I realized I was staring at the face I’d seen late last night in Jamie’s room. An older woman’s face, with icy black eyes and a cruel, tight-lipped smile.
“Jamie isn’t here,” she said in a dry whisper. “Don’t you recognize me, Dana? Don’t you know who I am?”
And in that instant, I did recognize her. I recognized her from the photos in my file.
Angelica Fear.
A chill tightened the back of my neck. I stood staring at her, frozen in horror. “I . . . don’t understand,” I choked out. “How . . . ? Where is Jamie?”
She shrugged. “A year ago, Jamie fell onto my grave in front of the Fear Mansion. So lucky for me. I always knew I could come back to life. I could be immortal.”
I pointed. “You . . . you . . . ” My teeth were chattering. I couldn’t talk.
“I took her body,” she said in her low, hoarse whisper. “I’m alive again after a hundred years!”
She reached under her collar and pulled out a jeweled pendant. The amulet! “I have the real one, Dana,” she whispered. “The one that has made me immortal.” She waved it in front of my face.
“But . . . you killed these girls!” I finally found my voice. Anger was quickly overtaking my fear. “Why, Angelica? Why are you killing the Collingsworth Prize finalists?”
She let the amulet fall to her throat. Her dark eyes flashed. “Are you making a joke, Cousin Dana? The idiotic prize doesn’t mean a thing to me. I plan to kill everyone who looted my home. Everyone who broke into the Fear Mansion last year and found my secret room. They took what is mine—and they will all pay for it with their lives.”
She petted Candy Shutt’s head, smoothing back her red hair.

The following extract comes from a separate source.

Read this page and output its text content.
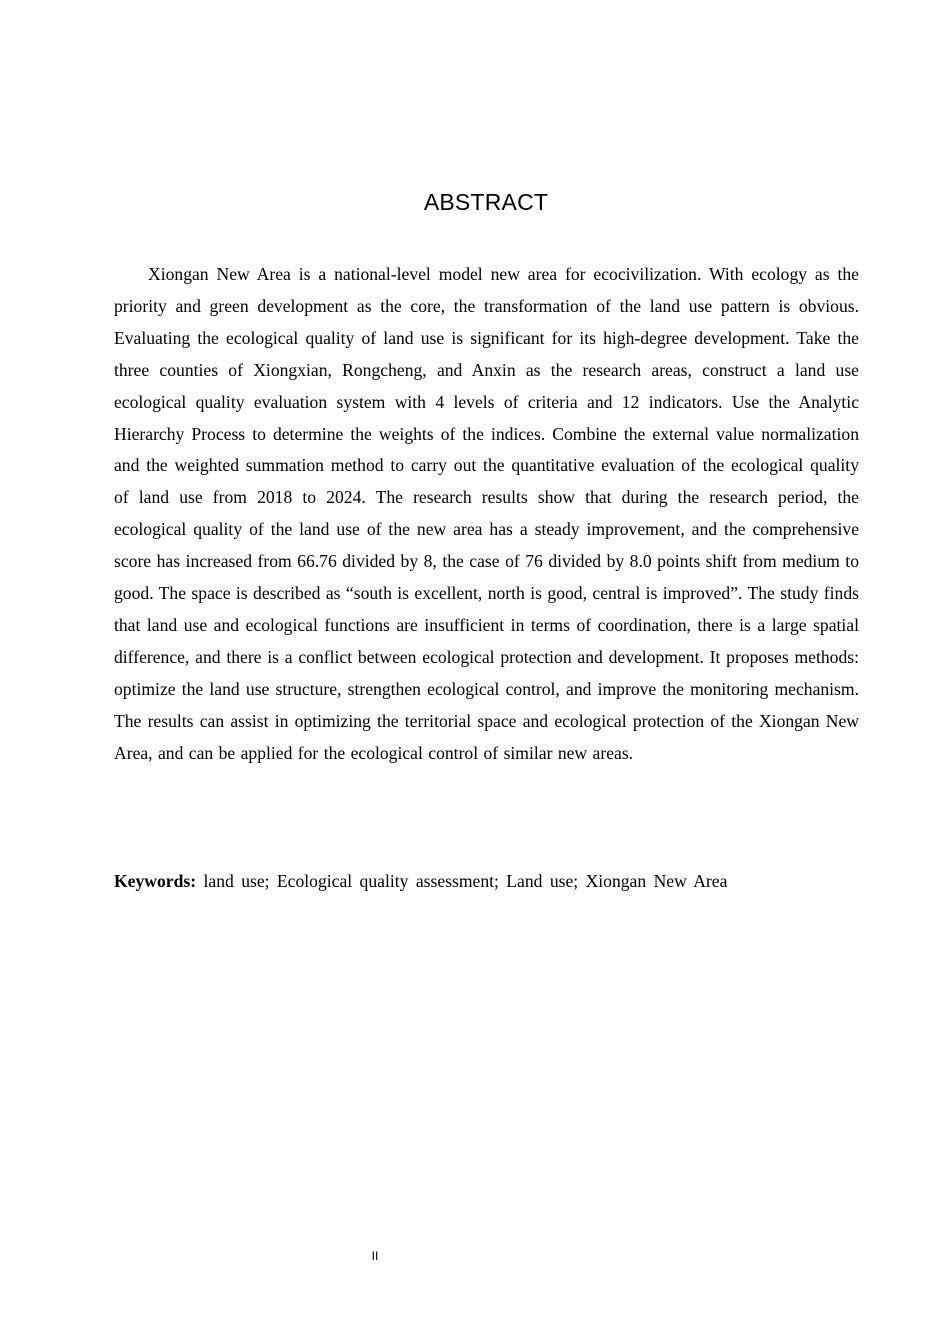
ABSTRACT

Xiongan New Area is a national-level model new area for ecocivilization. With ecology as the priority and green development as the core, the transformation of the land use pattern is obvious. Evaluating the ecological quality of land use is significant for its high-degree development. Take the three counties of Xiongxian, Rongcheng, and Anxin as the research areas, construct a land use ecological quality evaluation system with 4 levels of criteria and 12 indicators. Use the Analytic Hierarchy Process to determine the weights of the indices. Combine the external value normalization and the weighted summation method to carry out the quantitative evaluation of the ecological quality of land use from 2018 to 2024. The research results show that during the research period, the ecological quality of the land use of the new area has a steady improvement, and the comprehensive score has increased from 66.76 divided by 8, the case of 76 divided by 8.0 points shift from medium to good. The space is described as “south is excellent, north is good, central is improved”. The study finds that land use and ecological functions are insufficient in terms of coordination, there is a large spatial difference, and there is a conflict between ecological protection and development. It proposes methods: optimize the land use structure, strengthen ecological control, and improve the monitoring mechanism. The results can assist in optimizing the territorial space and ecological protection of the Xiongan New Area, and can be applied for the ecological control of similar new areas.

Keywords: land use; Ecological quality assessment; Land use; Xiongan New Area

II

“I don’t understand,” I said. “Why did you make it look like I was the murderer?”
“To distract everyone,” she replied, still petting Candy’s head. “To throw suspicion off Jamie so I could do my work.”
She moved quickly, spinning away from the poor dead girl’s head, and grabbed me by the shoulders. “Enough talk,” she said, scowling at me. “You’ve outlived your usefulness, Cousin dear. And we can’t allow you to tell everyone the truth—can we?”
“Wh-what are you doing?” I demanded.
But I didn’t need to ask. I knew what she was doing. She was backing me up to the open kiln.
Her fingers tightened around my arms. She pushed me with incredible strength.
“I have a lot more thieves to deal with,” she said. “The Night People. They all stole from me, from my house. They all must die.”
“Let me go—please!” I begged. “I didn’t steal anything! I wasn’t around then! Please—stop!”
Gripping my arms, she gave me a hard shove. Back . . . back . . .
I tried to dig my heels in. But my sneakers slid over the concrete floor.
Back . . . back . . .
Her dark eyes glowed with excitement.